Uma linda homenagem a um escritor que, há pouco, completou 70 anos. Um homem que passou a vida se dedicando à literatura, teve um grande problema de saúde há cerca de sete anos, mas que não deixou o ofício de lado. Emocionado, o sertanejo Raimundo Carrero acompanhou cada homenagem – em forma de teatro, música e prosa – neste segundo dia do Festival RioMar de Literatura. O evento gratuito realizado pelo RioMar Recife com apoio da Academia Pernambucana de Letras (APL) aconteceu nessa terça e quarta-feira (17 e 18).

As mulheres da obra de Luzilá Gonçalves no primeiro dia do Festival de Literatura

Mais da metade dos 70 anos de vida de Carrero tem sido retratada nas páginas de seus 14 romances, dois livros de não ficção e diversos contos. Alguns deles autobiográficos como O senhor Agora Vai Mudar de Corpo. Além de escrever, Carrero tem outra missão, tão nobre quanto. É precursor de oficinas de criação literária, tendo sido mestre de muitos escritores contemporâneos.

A aula de hoje (sim, uma verdadeira aula sobre a importante obra do escritor) começou com o painel Teatro e Literatura, mediado pelos especialistas Álcio Lins e Luís Reis. Durante sua explanação, Luiz levou os dois homenageados do festival – além de Raimundo, a escritora Luzilá Gonçalves também foi homenageada – a recitar, juntos, trecho de um dos livros de Luzilá. A ideia era mostrar a diferença de um texto dramatizado. “A dramaturgia é a passagem da literatura para o palco. É a construção de sentidos para o palco”, explicou Luiz.


Depois, foi a vez do grupo Dispersos Cia de Teatro dramatizar o texto “A menina morta”, de Carrero. Uma plateia silenciosa acompanhou cada detalhe da encenação. O texto fala do sentimento do personagem – ou da falta dele – ao descobrir o corpo de uma menina desfalecida na beira do rio. “A única coisa de que me lembro assim num repente é da menina nas água”, escreveu Carrero em um dos trechos. A partir de então, o personagem trava uma luta com a falta de emoção diante daquele corpo miúdo.

Coube à professora da Univeridade Federal de Pernambuco (UFPE) Flávia Suassuna falar sobre a obra do homenageado, ao lado de Carrero e de Luzilá. “Como estou nervosa! Muito difícil falar da importância de sua obra estando, assim, na sua frente”, confessou a docente acostumada a dar aulas para auditórios lotados de jovens. Flávia tocou, sobretudo, no regionalismo da literatura de Carrero.

Belíssima a homenagem do grupo Dispersos, que musicou o livro O senhor dos sonhos.  A história fala da miséria e solidariedade humana. O autor pernambucano não segurou as lágrimas de tanta emoção.
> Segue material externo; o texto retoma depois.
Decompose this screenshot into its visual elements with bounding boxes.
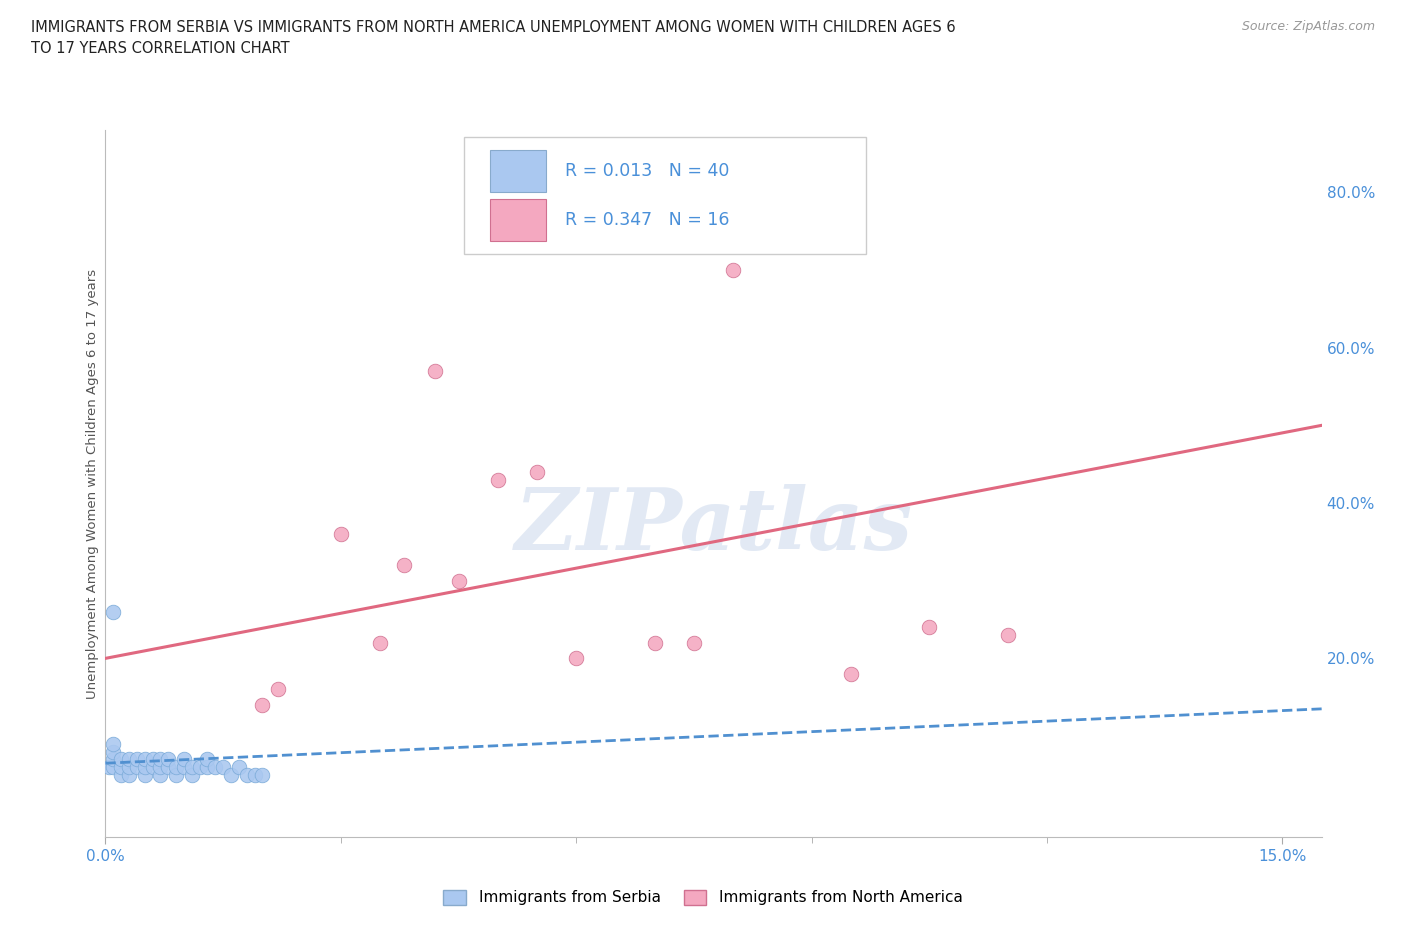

Para fechar a noite, o cantador Santanna subiu ao palco para contar e cantar o forró pé-de-serra de Gonzagão. No repertório, músicas como Asa Branca, Tamborete de Forró e Ana Maria, com o auditório cantando junto.

A literatura para os jovens

Uma das missões do festival, que está em sua 6ª edição, é levar a literatura para os jovens. Todos os anos, alunos de escolas públicas e do Instituto João Carlos Paes Mendonça participam do evento como ouvintes. Alunos como Pedro Vitor Cavalcanti, de 20 anos, que está cursando o pré-vestibular.

“Quando comecei a fazer o cursinho foi que abriu o leque para a literatura. Gosto de livros informativos, que me faça viajar, conhecer outras realidades”, disse ele, que está indeciso entre engenharia e arquitetura.

Pedro lista entre seus preferidos o livro Do cativeiro para a liberdade. Gostou tanto que repetiu a leitura. “É um livro voltado para jovens e relata coisas do cotidiano que nos aprisiona. As reflexões nos levam a sair dessa prisão”, revelou.

Exposição de grandes escritores

Durante o Festival de Literatura, o público conferiu uma exposição no foyer do teatro de escritores ilustrados pelo cartunista Miguel Falcão. Havia nomes como Machado de Assis, Cecília Meireles, João Cabral de Melo Meto e Osman Lins, além dos homenageados Luzilá Gonçalves e Raimundo Carrero e a presidente da Academia Pernambucana de Letras, Margarida Cantarelli. Além das obras impressas, as caricaturas eram projetadas no palco.

Pernambucano de Timbaúba, Miguel é cartunista, ilustrador, quadrinista, caricaturista e chargista. Desde 1989, seus traços ilustram as charges do Jornal do Commercio.